I think we’ve all seen someone weaving in their lane while on a cell phone. That’s because a driver is not paying full attention to the road.
“Some degree of awareness changes when you’re talking on the phone and driving, and I think we all know this,” says Marcel Just, director of the Center for Cognitive Brain Imaging at Carnegie Mellon University. “Just listening to someone talk on the phone while you are driving is going to reduce the quality of your driving performance,” he says.
Distraction equals danger
University of Utah psychology professor David Strayer has studied driver distraction for years. He says talking on the phone causes what’s called “inattention blindness.” The driver looks but does not always see things that are there, such as pedestrians, stop signs, traffic signals, or other vehicles.
Strayer uses simulators and sophisticated eye-tracking devices to see precisely where a test driver is looking. “They see about half of what they would normally see,” he says, “because talking on a cell phone has diverted attention from processing the information you need to be a safe driver.”
The difference is easily demonstrated with driving simulators.
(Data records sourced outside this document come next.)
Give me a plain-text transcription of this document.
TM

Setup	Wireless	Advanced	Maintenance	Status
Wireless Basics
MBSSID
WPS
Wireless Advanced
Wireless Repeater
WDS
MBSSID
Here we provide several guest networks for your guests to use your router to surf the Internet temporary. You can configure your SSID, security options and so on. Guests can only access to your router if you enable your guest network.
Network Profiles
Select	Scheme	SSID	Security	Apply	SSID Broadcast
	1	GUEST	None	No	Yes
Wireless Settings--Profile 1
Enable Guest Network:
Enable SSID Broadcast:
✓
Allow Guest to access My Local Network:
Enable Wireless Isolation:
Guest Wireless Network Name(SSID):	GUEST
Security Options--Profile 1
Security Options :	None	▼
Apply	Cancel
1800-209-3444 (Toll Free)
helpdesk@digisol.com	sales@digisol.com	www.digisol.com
Professor Strayer tells test subjects to pull over when they see a rest area about eight miles up the road.
When no one is talking to the driver, every one pulls off at the right spot. If there’s a passenger talking, about 90 percent of the drivers are successful. In many cases, that’s because the passenger helps them remember to find the rest area. But when test subjects are talking on a cell phone 50 percent drive by the rest area. Why? “Because they simply didn’t see it,” he says.